As Ian Roberts has pointed out, if you want both templates to fire, in a stylesheet that is as similar to the current one as possible, the solution is to add <xsl:apply-templates/> to the template for the 'name' element.

[Addendum] Readers struggling to get their heads around flow of control may find Evan Lenz's answer to a related question helpful.

Upvotes: 4

michael.hor257k
michael.hor257k

Reputation: 117018

Since...

  1. It ("//name") is less specific
  2. It will be matched first
  3. It does not call "apply-templates"

...the second template will not be processed.

The correct answer is #3.

To understand this, you must understand that the default behavior of the processor (i.e. the built-in template rules) is to traverse the entire input tree and visit every node.

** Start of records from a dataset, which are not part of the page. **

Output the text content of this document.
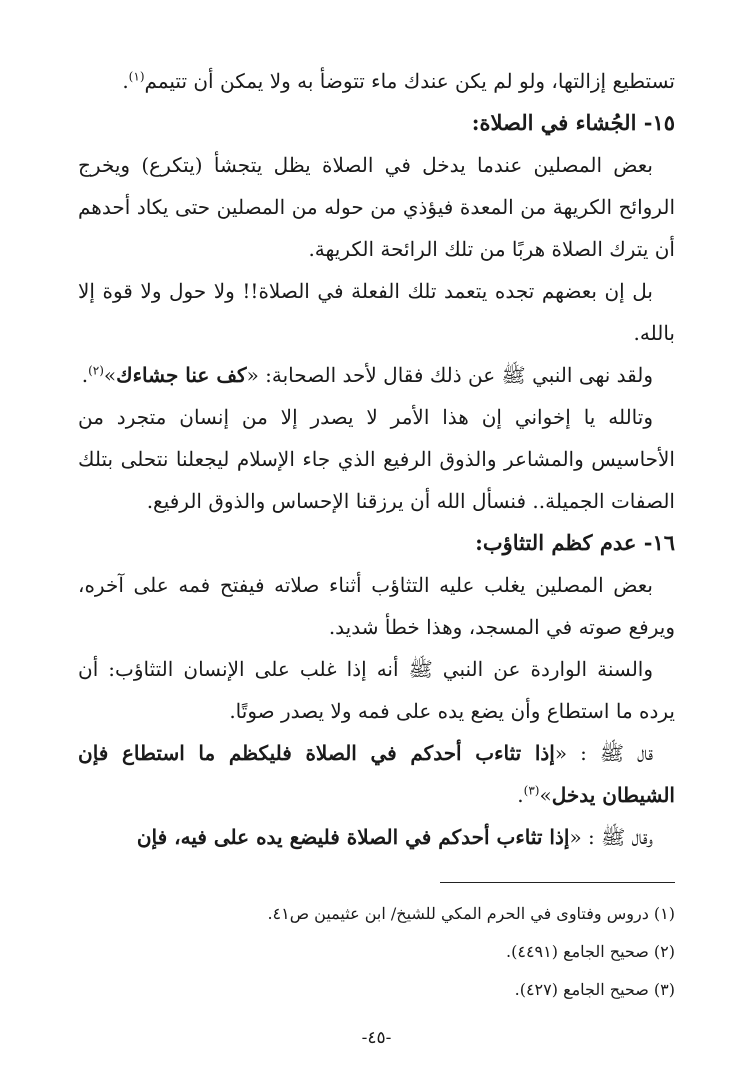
تستطيع إزالتها، ولو لم يكن عندك ماء تتوضأ به ولا يمكن أن تتيمم$^{(١)}$.

١٥- الجُشاء في الصلاة:

بعض المصلين عندما يدخل في الصلاة يظل يتجشأ (يتكرع) ويخرج الروائح الكريهة من المعدة فيؤذي من حوله من المصلين حتى يكاد أحدهم أن يترك الصلاة هربًا من تلك الرائحة الكريهة.

بل إن بعضهم تجده يتعمد تلك الفعلة في الصلاة!! ولا حول ولا قوة إلا بالله.

ولقد نهى النبي ﷺ عن ذلك فقال لأحد الصحابة: «كف عنا جشاءك»$^{(٢)}$.

وتالله يا إخواني إن هذا الأمر لا يصدر إلا من إنسان متجرد من الأحاسيس والمشاعر والذوق الرفيع الذي جاء الإسلام ليجعلنا نتحلى بتلك الصفات الجميلة.. فنسأل الله أن يرزقنا الإحساس والذوق الرفيع.

١٦- عدم كظم التثاؤب:

بعض المصلين يغلب عليه التثاؤب أثناء صلاته فيفتح فمه على آخره، ويرفع صوته في المسجد، وهذا خطأ شديد.

والسنة الواردة عن النبي ﷺ أنه إذا غلب على الإنسان التثاؤب: أن يرده ما استطاع وأن يضع يده على فمه ولا يصدر صوتًا.

قال ﷺ : «إذا تثاءب أحدكم في الصلاة فليكظم ما استطاع فإن الشيطان يدخل»$^{(٣)}$.

وقال ﷺ : «إذا تثاءب أحدكم في الصلاة فليضع يده على فيه، فإن

(١) دروس وفتاوى في الحرم المكي للشيخ/ ابن عثيمين ص٤١.

(٢) صحيح الجامع (٤٤٩١).

(٣) صحيح الجامع (٤٢٧).

-٤٥-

What the processor does when it gets to a node depends on the template matching that node. If the template does not tell the processor to continue the traversal, then the rest of that branch is abandoned. (Note that the default template does apply templates to the current node's children nodes).

If I want to ensure the second template is run, is there any other way other than to make sure "apply-templates" is called in the first template?

Yes. You could apply the second template from a third template. You are not limited to applying templates to just the current node's children. You can apply templates to the current node's siblings, ancestors, descendants ... or even nodes in an entirely different branch of the input tree.

Upvotes: 1

Ian Roberts
Ian Roberts

Reputation: 122374

The only thing that causes templates to fire is a call to xsl:apply-templates. The reason it looks like this is automatic in many cases is that XSLT defines default template rules (XSLT 2.0, XSLT 1.0) that fire when there is no explicit template that matches a particular node. The default rule for element nodes is effectively

<xsl:template match="*">
  <xsl:apply-templates/>
</xsl:template>

If you define an explicit template for a particular node it's up to you to decide when (or indeed whether) to apply-templates to its children. For some kinds of transformations you might want to put the result of processing children inside a particular element, for other scenarios you might need to put it before or after. XSLT won't try and second-guess this.

In your example, you don't have an explicit template for person so the default rule applies, which applies templates to the three child nodes of the person element (the whitespace text node before the name element, the name itself, and the whitespace text node after the name). For name there is an explicit template, so that fires, and since it doesn't apply-templates to anything else that's as far as the recursion goes.